The cooks had nearly gotten used to Genya, or at least they didn’t cringe and start praying when they saw her anymore. I found her keeping warm at a hearth on the Kettle’s far wall. This had become our spot, and the cooks left a small pot of porridge or soup there for us every day. As I approached with my armed escort, Genya let her shawl drop away, and the guards flanking me stopped short. She rolled her remaining eye and gave a catlike hiss. They dropped back, hovering by the entrance.
“Too much?” she asked.
“Just enough,” I replied, marveling at the changes in her. If she could laugh at the way those oafs reacted to her, it was a very good sign. Though the salve David had created for her scars had helped, I was pretty sure most of the credit belonged to Tamar.
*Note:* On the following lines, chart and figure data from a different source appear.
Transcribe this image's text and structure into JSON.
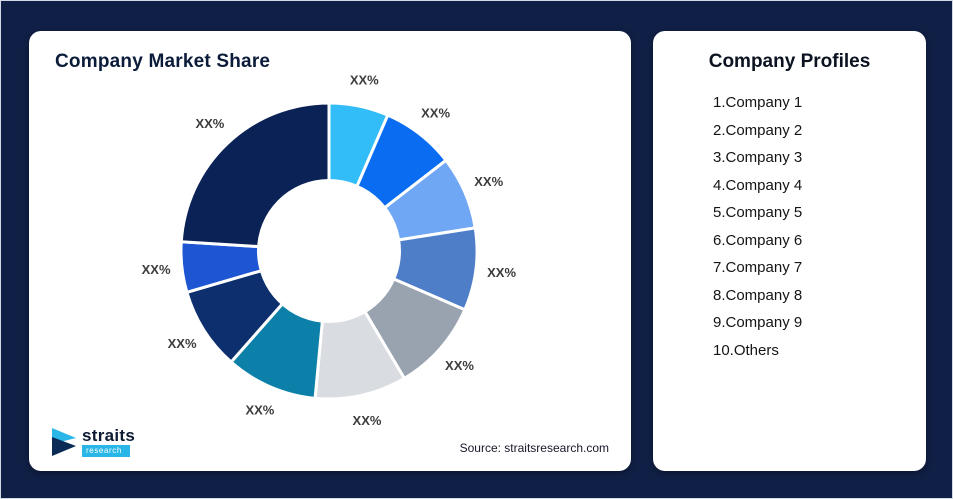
{
  "background_color": "#101f45",
  "left_card": {
    "title": "Company Market Share",
    "source": "Source: straitsresearch.com",
    "logo": {
      "name": "straits",
      "sub": "research",
      "accent_color": "#2ab7e8",
      "dark_color": "#0c2a56"
    }
  },
  "right_card": {
    "title": "Company Profiles",
    "items": [
      "1.Company 1",
      "2.Company 2",
      "3.Company 3",
      "4.Company 4",
      "5.Company 5",
      "6.Company 6",
      "7.Company 7",
      "8.Company 8",
      "9.Company 9",
      "10.Others"
    ]
  },
  "chart_data": {
    "type": "pie",
    "subtype": "donut",
    "title": "Company Market Share",
    "source": "Source: straitsresearch.com",
    "start_angle_deg": 0,
    "direction": "clockwise",
    "center": [
      300,
      220
    ],
    "outer_radius": 148,
    "inner_radius": 72,
    "label_radius": 174,
    "slice_gap_color": "#ffffff",
    "label_color": "#3c3c3c",
    "labels_shown_as": "placeholder percentages",
    "slices": [
      {
        "label": "XX%",
        "value": 6.5,
        "color": "#33bdf8",
        "name": "Company 1"
      },
      {
        "label": "XX%",
        "value": 8,
        "color": "#0a6cf0",
        "name": "Company 2"
      },
      {
        "label": "XX%",
        "value": 8,
        "color": "#6fa7f5",
        "name": "Company 3"
      },
      {
        "label": "XX%",
        "value": 9,
        "color": "#4f7ec9",
        "name": "Company 4"
      },
      {
        "label": "XX%",
        "value": 10,
        "color": "#99a3af",
        "name": "Company 5"
      },
      {
        "label": "XX%",
        "value": 10,
        "color": "#d9dce1",
        "name": "Company 6"
      },
      {
        "label": "XX%",
        "value": 10,
        "color": "#0c80a8",
        "name": "Company 7"
      },
      {
        "label": "XX%",
        "value": 9,
        "color": "#0e2f6e",
        "name": "Company 8"
      },
      {
        "label": "XX%",
        "value": 5.5,
        "color": "#1d55d3",
        "name": "Company 9"
      },
      {
        "label": "XX%",
        "value": 24,
        "color": "#0a2256",
        "name": "Others"
      }
    ]
  }
}
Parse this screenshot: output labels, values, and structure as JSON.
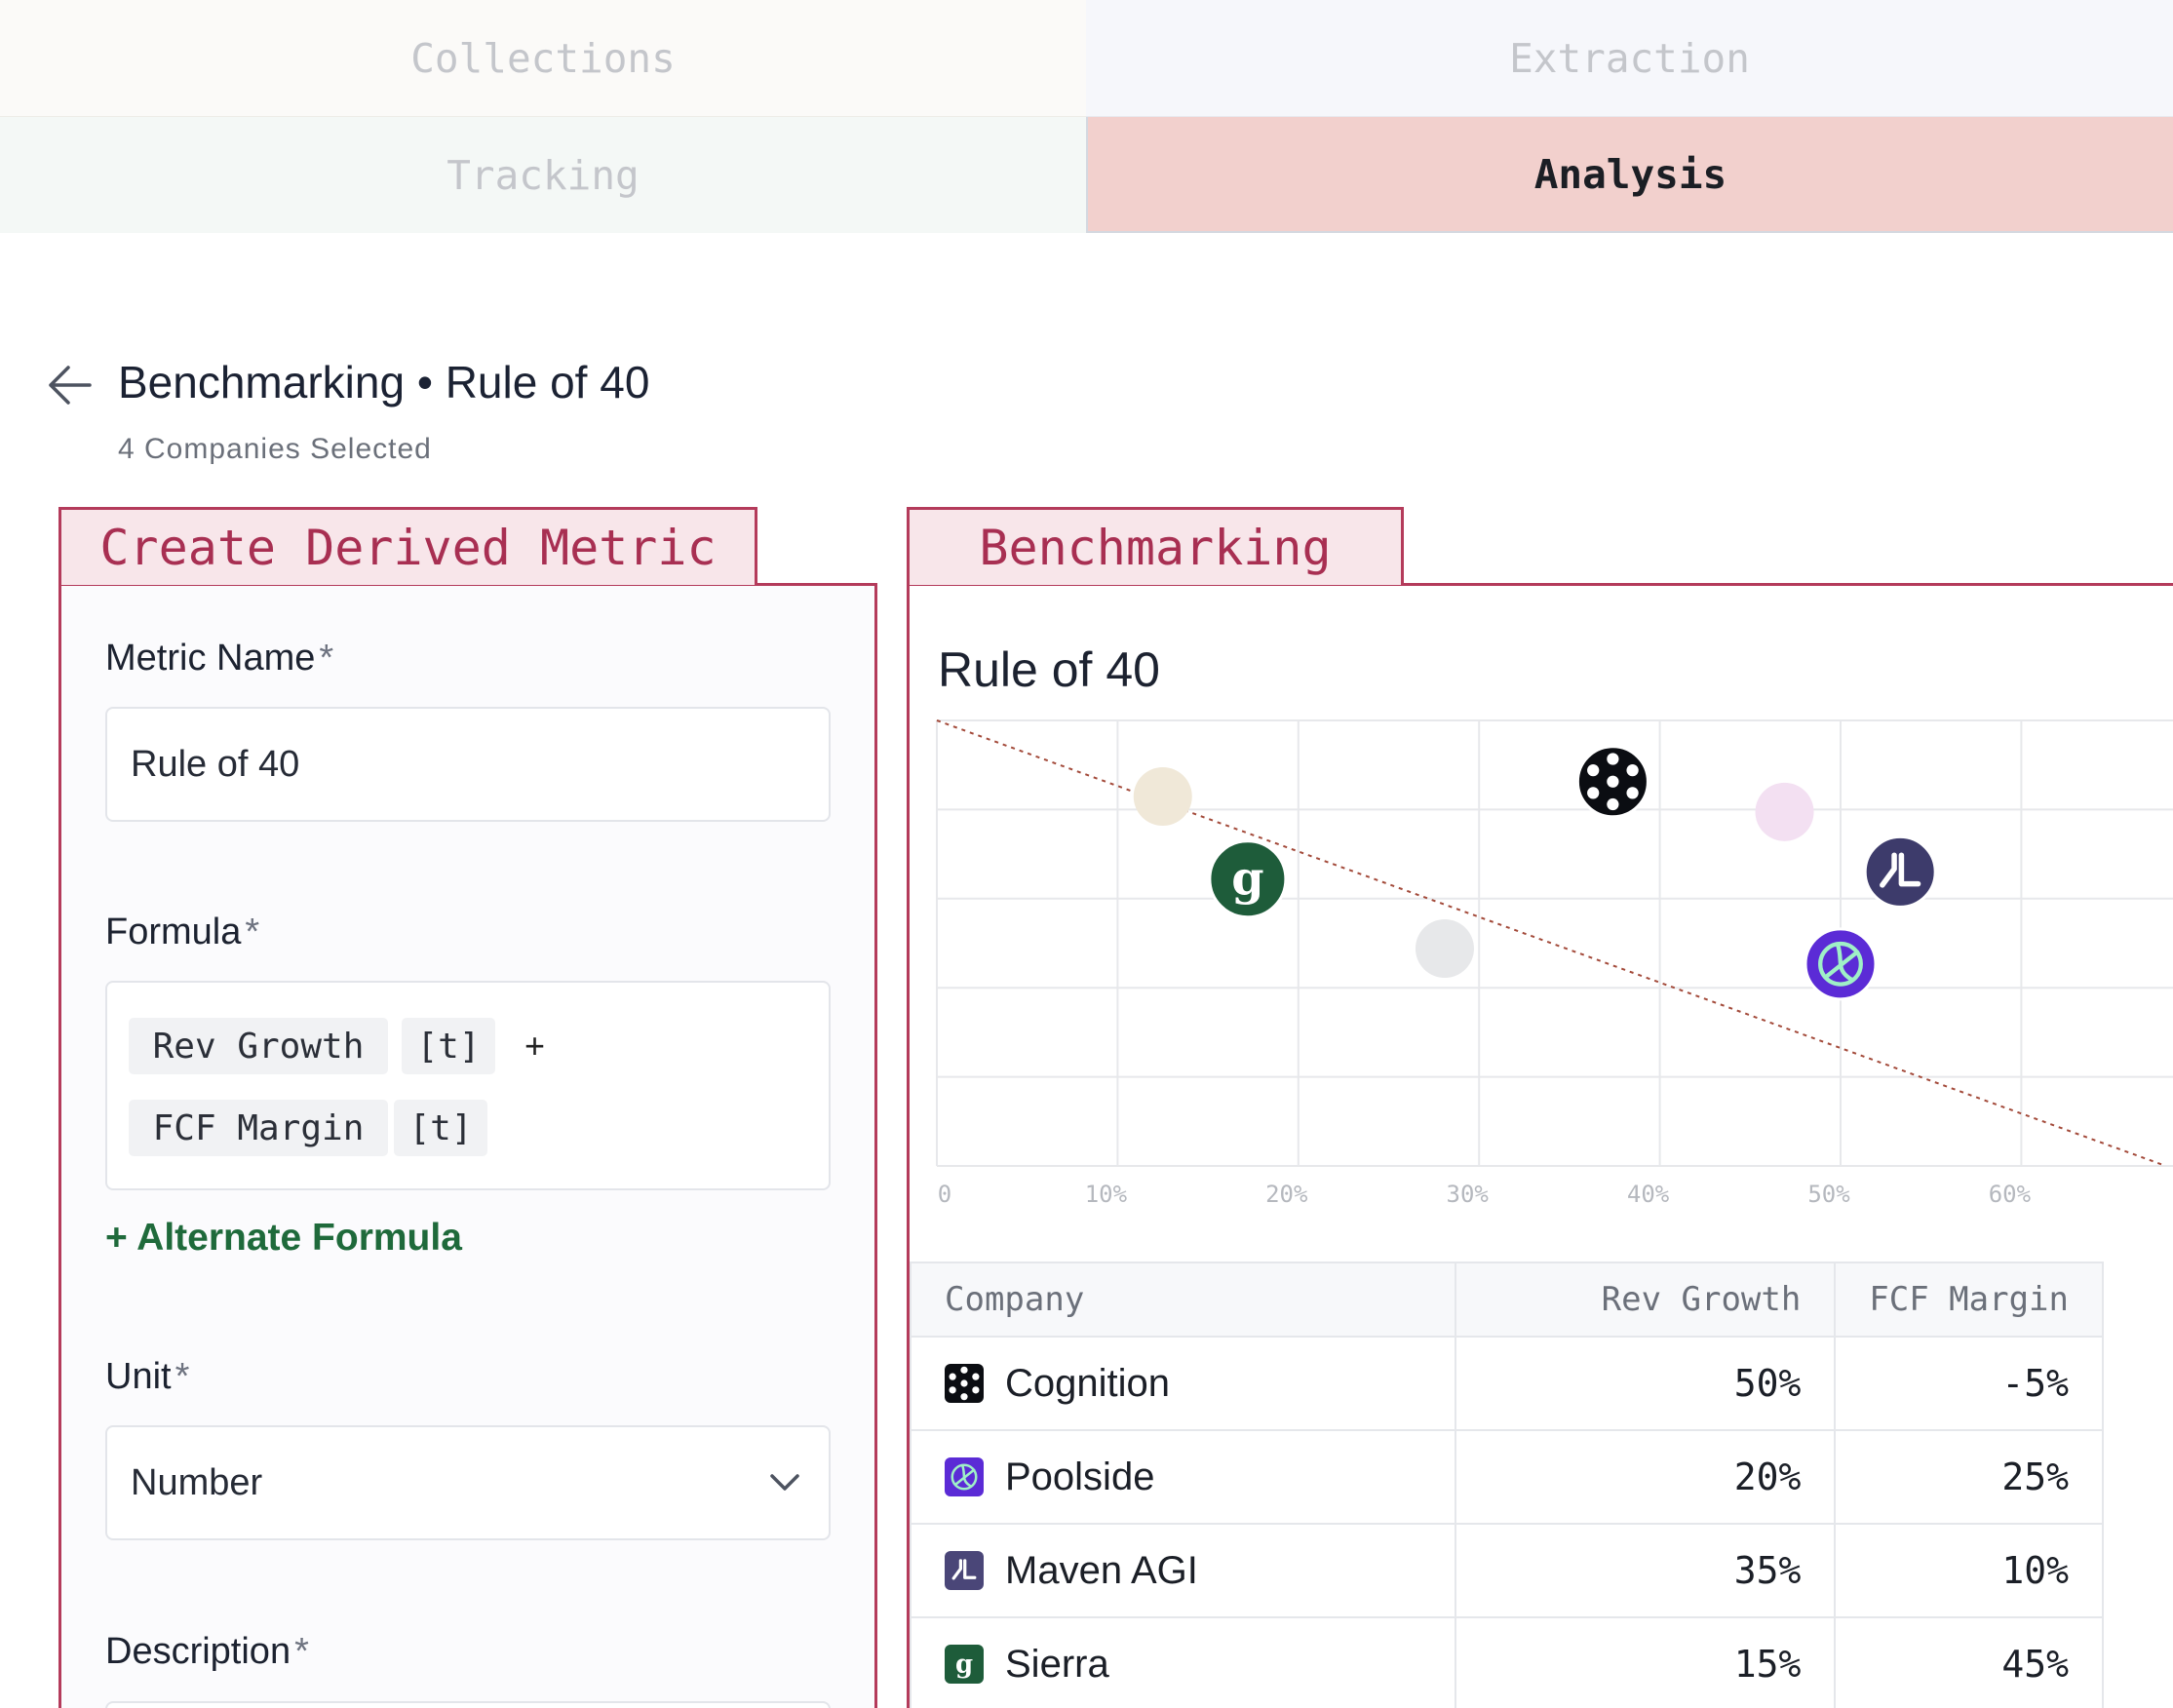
{
  "tabs": {
    "collections": "Collections",
    "extraction": "Extraction",
    "tracking": "Tracking",
    "analysis": "Analysis"
  },
  "header": {
    "title": "Benchmarking • Rule of 40",
    "subtitle": "4 Companies Selected"
  },
  "panels": {
    "left_tab": "Create Derived Metric",
    "right_tab": "Benchmarking"
  },
  "form": {
    "metric_name_label": "Metric Name",
    "required_mark": "*",
    "metric_name_value": "Rule of 40",
    "formula_label": "Formula",
    "formula_tokens": {
      "rev_growth": "Rev Growth",
      "t1": "[t]",
      "plus": "+",
      "fcf_margin": "FCF Margin",
      "t2": "[t]"
    },
    "alternate_formula": "+ Alternate Formula",
    "unit_label": "Unit",
    "unit_value": "Number",
    "description_label": "Description"
  },
  "chart_data": {
    "type": "scatter",
    "title": "Rule of 40",
    "xlabel": "",
    "ylabel": "",
    "x_ticks": [
      "0",
      "10%",
      "20%",
      "30%",
      "40%",
      "50%",
      "60%"
    ],
    "xlim": [
      0,
      68
    ],
    "ylim": [
      -22,
      53
    ],
    "grid": true,
    "reference_line": {
      "label": "",
      "x": [
        0,
        68
      ],
      "y": [
        53,
        -22
      ],
      "color": "#a34a3a",
      "style": "dotted"
    },
    "points": [
      {
        "company": "Cognition",
        "x": 37.4,
        "y": 42.7,
        "logo": "cognition-logo",
        "color": "#0b0d12"
      },
      {
        "company": "Poolside",
        "x": 50,
        "y": 12,
        "logo": "poolside-logo",
        "color": "#5b2bd6"
      },
      {
        "company": "Maven AGI",
        "x": 53.3,
        "y": 27.5,
        "logo": "maven-logo",
        "color": "#3d3b6b"
      },
      {
        "company": "Sierra",
        "x": 17.2,
        "y": 26.3,
        "logo": "sierra-logo",
        "color": "#1e5c3a"
      },
      {
        "company": "",
        "x": 12.5,
        "y": 40.2,
        "logo": "faded-dot",
        "color": "#f0e8d8"
      },
      {
        "company": "",
        "x": 46.9,
        "y": 37.6,
        "logo": "faded-dot",
        "color": "#f3e0f2"
      },
      {
        "company": "",
        "x": 28.1,
        "y": 14.6,
        "logo": "faded-dot",
        "color": "#e7e8ea"
      }
    ]
  },
  "table": {
    "headers": [
      "Company",
      "Rev Growth",
      "FCF Margin"
    ],
    "rows": [
      {
        "company": "Cognition",
        "rev_growth": "50%",
        "fcf_margin": "-5%",
        "logo": "cognition-logo",
        "color": "#0b0d12"
      },
      {
        "company": "Poolside",
        "rev_growth": "20%",
        "fcf_margin": "25%",
        "logo": "poolside-logo",
        "color": "#5b2bd6"
      },
      {
        "company": "Maven AGI",
        "rev_growth": "35%",
        "fcf_margin": "10%",
        "logo": "maven-logo",
        "color": "#4a4678"
      },
      {
        "company": "Sierra",
        "rev_growth": "15%",
        "fcf_margin": "45%",
        "logo": "sierra-logo",
        "color": "#1e5c3a"
      }
    ]
  },
  "colors": {
    "accent": "#b43b5b",
    "active_tab": "#f2d0cd",
    "link_green": "#1f6a3b"
  }
}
For weeks after we’d arrived at the White Cathedral, Genya had refused to leave her chambers. She simply lay there, in the dark, unwilling to move. Under the supervision of the guards, I’d talked to her, cajoled her, tried to make her laugh. Nothing had worked. In the end, it had been Tamar who lured her out into the open, demanding that she at least learn to defend herself.
“Why do you even care?” Genya had muttered to her, pulling the blankets up.
“I don’t. But if you can’t fight, you’re a liability.”
“I don’t care if I get hurt.”
“I do,” I’d protested.
“Alina needs to watch her own back,” Tamar said. “She can’t be looking after you.”
“I never asked her to.”
“Wouldn’t it be nice if we only got what we asked for?” Tamar said. Then she’d pinched and prodded and generally harassed, until finally Genya had thrown off her covers and agreed to a single combat lesson—in private, away from the others, with only the Priestguards as audience.
“I’m going to flatten her,” she’d grumbled to me. My skepticism must have been evident, because she’d blown a red curl off her scarred forehead and said, “Fine, then I’ll wait for her to fall asleep and give her a pig nose.”
But she’d gone to that lesson and the next one, and as far as I knew, Tamar hadn’t woken up with a pig nose or with her eyelids sealed shut.
Genya continued to keep her face covered and spent most of her time in her chamber, but she no longer hunched, and she didn’t shy away from people in the tunnels. She’d made herself a black silk eye patch from the lining of an old coat, and her hair was looking distinctly redder. If Genya was using her power to alter her hair color, then maybe some of her vanity had returned, and that could only mean more progress.